GHAZAL FOR NEW MOON
When you chased me down back alleyways under the supervision of the moon,
we woke up on peppermint flower beds, after a night of making wishes to the Elysian moon.
I am thinking of the morning we met, when you took your school breakfast
back to your mother, who was seaming your old pants under the improvisation of the moon.
I wanted to tell you that in mid-August after the rain, it’s chrysanthemum-quiet
and we can be alone and envision the moon.
Because this town became more beautiful once I relearned how to ride my bike—
stumbling down the sloped asphalt unaware of the derision of the moon,
I thought that no father really teaches, but holds the back seat and watches us fall.

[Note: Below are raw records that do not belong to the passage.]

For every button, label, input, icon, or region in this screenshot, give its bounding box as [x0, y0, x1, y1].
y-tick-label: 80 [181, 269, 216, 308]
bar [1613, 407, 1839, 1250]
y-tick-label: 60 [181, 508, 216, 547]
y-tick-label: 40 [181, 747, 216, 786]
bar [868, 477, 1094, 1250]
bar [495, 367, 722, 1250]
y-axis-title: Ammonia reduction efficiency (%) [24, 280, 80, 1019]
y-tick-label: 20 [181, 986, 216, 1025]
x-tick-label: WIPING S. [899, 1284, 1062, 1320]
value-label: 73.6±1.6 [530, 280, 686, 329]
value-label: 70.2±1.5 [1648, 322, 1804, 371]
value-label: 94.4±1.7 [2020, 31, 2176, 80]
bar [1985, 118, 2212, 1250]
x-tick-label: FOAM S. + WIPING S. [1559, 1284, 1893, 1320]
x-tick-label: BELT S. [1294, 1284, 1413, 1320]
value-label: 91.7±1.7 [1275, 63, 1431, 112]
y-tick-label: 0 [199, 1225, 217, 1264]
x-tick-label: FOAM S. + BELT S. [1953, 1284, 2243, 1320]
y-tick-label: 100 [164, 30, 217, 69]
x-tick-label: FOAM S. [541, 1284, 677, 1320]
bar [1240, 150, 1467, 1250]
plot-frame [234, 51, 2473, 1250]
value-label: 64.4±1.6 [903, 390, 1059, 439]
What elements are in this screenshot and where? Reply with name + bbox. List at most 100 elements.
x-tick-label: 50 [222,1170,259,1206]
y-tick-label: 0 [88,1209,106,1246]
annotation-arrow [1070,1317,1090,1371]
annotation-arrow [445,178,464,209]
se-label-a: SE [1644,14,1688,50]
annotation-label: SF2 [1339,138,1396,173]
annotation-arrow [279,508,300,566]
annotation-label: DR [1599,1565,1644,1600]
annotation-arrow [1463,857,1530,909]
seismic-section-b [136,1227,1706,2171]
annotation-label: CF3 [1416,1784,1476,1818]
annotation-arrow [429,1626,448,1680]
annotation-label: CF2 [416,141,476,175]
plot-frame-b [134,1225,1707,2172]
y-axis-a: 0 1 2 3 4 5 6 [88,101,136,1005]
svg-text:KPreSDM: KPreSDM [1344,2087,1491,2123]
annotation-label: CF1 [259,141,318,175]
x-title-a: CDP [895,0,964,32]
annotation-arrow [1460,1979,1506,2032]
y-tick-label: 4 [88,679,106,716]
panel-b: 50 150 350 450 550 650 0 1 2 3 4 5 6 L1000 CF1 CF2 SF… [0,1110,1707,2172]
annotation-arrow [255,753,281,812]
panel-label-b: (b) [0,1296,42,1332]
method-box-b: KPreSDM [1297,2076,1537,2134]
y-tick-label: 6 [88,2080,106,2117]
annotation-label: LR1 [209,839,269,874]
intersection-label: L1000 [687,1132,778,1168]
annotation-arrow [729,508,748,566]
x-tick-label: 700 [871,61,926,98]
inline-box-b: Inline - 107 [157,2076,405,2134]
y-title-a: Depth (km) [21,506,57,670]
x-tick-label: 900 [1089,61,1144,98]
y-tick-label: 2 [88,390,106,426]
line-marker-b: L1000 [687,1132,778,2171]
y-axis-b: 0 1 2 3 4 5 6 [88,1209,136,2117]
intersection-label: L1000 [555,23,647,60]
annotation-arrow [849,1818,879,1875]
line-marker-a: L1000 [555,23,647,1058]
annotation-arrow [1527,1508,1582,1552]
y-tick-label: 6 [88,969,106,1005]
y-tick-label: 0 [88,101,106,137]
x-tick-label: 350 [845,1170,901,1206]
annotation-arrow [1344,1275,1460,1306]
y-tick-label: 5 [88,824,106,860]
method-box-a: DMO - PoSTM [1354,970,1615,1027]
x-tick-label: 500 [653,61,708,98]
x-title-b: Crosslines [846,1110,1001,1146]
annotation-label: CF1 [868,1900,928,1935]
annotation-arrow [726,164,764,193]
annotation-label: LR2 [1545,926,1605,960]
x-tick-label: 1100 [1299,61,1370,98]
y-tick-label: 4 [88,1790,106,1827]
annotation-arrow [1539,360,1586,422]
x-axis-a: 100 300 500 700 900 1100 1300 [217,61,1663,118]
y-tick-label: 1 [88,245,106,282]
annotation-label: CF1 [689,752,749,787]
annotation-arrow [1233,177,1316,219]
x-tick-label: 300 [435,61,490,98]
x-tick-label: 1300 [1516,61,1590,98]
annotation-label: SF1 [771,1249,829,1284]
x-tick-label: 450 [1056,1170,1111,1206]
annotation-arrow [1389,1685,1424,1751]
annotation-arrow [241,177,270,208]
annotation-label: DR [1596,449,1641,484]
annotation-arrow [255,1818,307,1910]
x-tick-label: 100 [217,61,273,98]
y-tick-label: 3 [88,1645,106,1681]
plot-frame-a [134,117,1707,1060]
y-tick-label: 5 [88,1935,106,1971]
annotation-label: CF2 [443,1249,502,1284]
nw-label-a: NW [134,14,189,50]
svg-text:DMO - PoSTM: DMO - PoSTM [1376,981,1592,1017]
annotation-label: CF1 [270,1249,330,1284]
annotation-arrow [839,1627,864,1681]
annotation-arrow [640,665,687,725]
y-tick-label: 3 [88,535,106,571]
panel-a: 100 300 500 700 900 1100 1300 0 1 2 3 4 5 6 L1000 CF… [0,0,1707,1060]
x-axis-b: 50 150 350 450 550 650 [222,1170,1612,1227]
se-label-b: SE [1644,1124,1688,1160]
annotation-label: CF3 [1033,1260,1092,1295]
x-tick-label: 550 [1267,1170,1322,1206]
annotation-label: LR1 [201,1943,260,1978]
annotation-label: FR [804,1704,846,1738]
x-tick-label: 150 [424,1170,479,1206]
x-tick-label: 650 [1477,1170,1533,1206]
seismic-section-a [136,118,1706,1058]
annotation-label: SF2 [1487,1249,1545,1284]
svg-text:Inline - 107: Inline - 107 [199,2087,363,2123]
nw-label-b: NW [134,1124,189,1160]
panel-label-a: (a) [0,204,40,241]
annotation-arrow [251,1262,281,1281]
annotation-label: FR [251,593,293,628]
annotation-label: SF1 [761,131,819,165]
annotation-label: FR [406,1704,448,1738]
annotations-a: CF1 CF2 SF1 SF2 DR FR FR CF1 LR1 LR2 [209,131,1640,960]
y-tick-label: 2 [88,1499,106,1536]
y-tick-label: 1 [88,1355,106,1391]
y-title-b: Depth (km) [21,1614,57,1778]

Or, barely even touching the seat, a father is a ghost loyal only to the imitation moon.
The dress we shared is still dangling at the end of my closet, too small for either
of us now, but withstanding the time like the brutal perpetuation of the moon.
You said one evening how you harbored my stories because I wrote them to myself,
your hair the brown of your father’s heartache and mine the shade of the vermilion moon.
Like lightning, I remaindered our nights into unwashed indigo.
I picked a stamenless lotus, its pink lips starved by the indecision of our moon.
I wanted to, at the sight of the peppermint clinging to your back, bite off
every leaf of it. How stupid I was to ever believe I could be your version of the moon.
—from 2022 Rattle Young Poets Anthology
Why do you like to write poetry?
Sophia Liu: “I write poetry to draw meaning out of the menial, to find beauty within brutality, to cement and cherish my and my family’s history in a country where we have long been regarded as the perpetual foreigner.”